Identity Testing for Constant-Width, and Any-Order, Read-Once Oblivious Arithmetic Branching Programs

TL;DR

This paper presents improved polynomial-size hitting sets for specific classes of read-once oblivious arithmetic branching programs, notably achieving the first polynomial-size hitting set for constant-width, known-order ROABPs, and enhancing bounds for unordered cases.

Contribution

It introduces new hitting set constructions with reduced sizes for two special cases of ROABPs, including the first polynomial-size set for constant-width, known-order ROABPs.

Findings

Achieved polynomial-size hitting set for constant-width, known-order ROABPs.

Improved hitting set size for unordered width-w ROABPs to $(ndw)^{O( ext{log log w})}$.

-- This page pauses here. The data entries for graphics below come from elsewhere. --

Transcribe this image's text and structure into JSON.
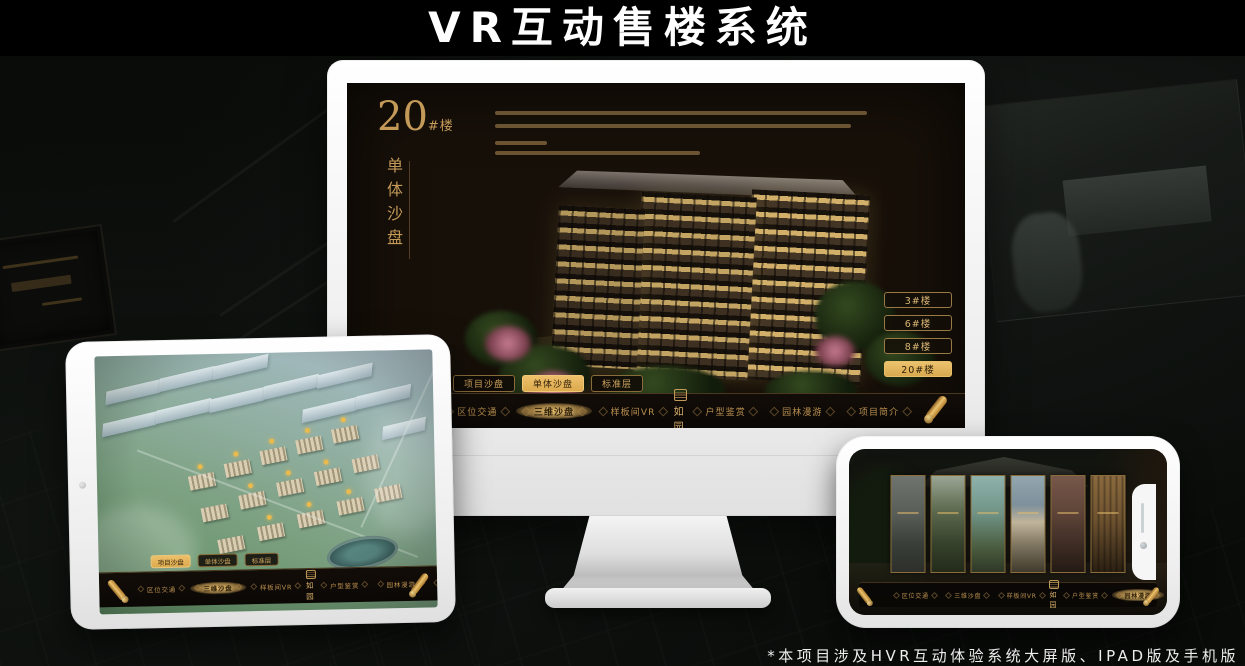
{
  "title": "VR互动售楼系统",
  "footnote": "*本项目涉及HVR互动体验系统大屏版、IPAD版及手机版",
  "brand": {
    "logo_text": "如园"
  },
  "colors": {
    "gold": "#c9a15f",
    "gold_bright": "#eec06a",
    "screen_bg": "#171009"
  },
  "monitor": {
    "headline": {
      "number": "20",
      "suffix": "#楼",
      "vertical_label": "单体沙盘"
    },
    "building_buttons": [
      {
        "label": "3#楼",
        "selected": false
      },
      {
        "label": "6#楼",
        "selected": false
      },
      {
        "label": "8#楼",
        "selected": false
      },
      {
        "label": "20#楼",
        "selected": true
      }
    ],
    "view_tabs": [
      {
        "label": "项目沙盘",
        "selected": false
      },
      {
        "label": "单体沙盘",
        "selected": true
      },
      {
        "label": "标准层",
        "selected": false
      }
    ],
    "nav": {
      "selected_index": 1,
      "items": [
        {
          "label": "区位交通",
          "selected": false
        },
        {
          "label": "三维沙盘",
          "selected": true
        },
        {
          "label": "样板间VR",
          "selected": false
        },
        {
          "label": "户型鉴赏",
          "selected": false
        },
        {
          "label": "园林漫游",
          "selected": false
        },
        {
          "label": "项目简介",
          "selected": false
        }
      ]
    }
  },
  "tablet": {
    "view_tabs": [
      {
        "label": "项目沙盘",
        "selected": true
      },
      {
        "label": "单体沙盘",
        "selected": false
      },
      {
        "label": "标准层",
        "selected": false
      }
    ],
    "nav": {
      "selected_index": 1,
      "items": [
        {
          "label": "区位交通",
          "selected": false
        },
        {
          "label": "三维沙盘",
          "selected": true
        },
        {
          "label": "样板间VR",
          "selected": false
        },
        {
          "label": "户型鉴赏",
          "selected": false
        },
        {
          "label": "园林漫游",
          "selected": false
        },
        {
          "label": "项目简介",
          "selected": false
        }
      ]
    }
  },
  "phone": {
    "nav": {
      "selected_index": 4,
      "items": [
        {
          "label": "区位交通",
          "selected": false
        },
        {
          "label": "三维沙盘",
          "selected": false
        },
        {
          "label": "样板间VR",
          "selected": false
        },
        {
          "label": "户型鉴赏",
          "selected": false
        },
        {
          "label": "园林漫游",
          "selected": true
        },
        {
          "label": "项目简介",
          "selected": false
        }
      ]
    }
  }
}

Utilized the rank of the partial derivative matrix and polynomial mappings for construction.

Abstract

We give improved hitting sets for two special cases of Read-once Oblivious Arithmetic Branching Programs (ROABP). First is the case of an ROABP with known order of the variables. The best previously known hitting set for this case had size $(nw)^{O(\log n)}$ where $n$ is the number of variables and $w$ is the width of the ROABP. Even for a constant-width ROABP, nothing better than a quasi-polynomial bound was known. We improve the hitting-set size for the known-order case to $n^{O(\log w)}$. In particular, this gives the first polynomial-size hitting set for constant-width ROABP (known-order). However, our hitting set only works when the characteristic of the field is zero or large enough. To construct the hitting set, we use the concept of the rank of the partial derivative matrix. Unlike previous approaches which build up from mapping variables to monomials, we map variables to polynomials directly. The second case we consider is that of polynomials computable by width-$w$ ROABPs in any order of the variables. The best previously known hitting set for this case had size $d^{O(\log w)}(nw)^{O(\log \log w)}$, where $d$ is the individual degree. We improve the hitting-set size to $(ndw)^{O(\log \log w)}$.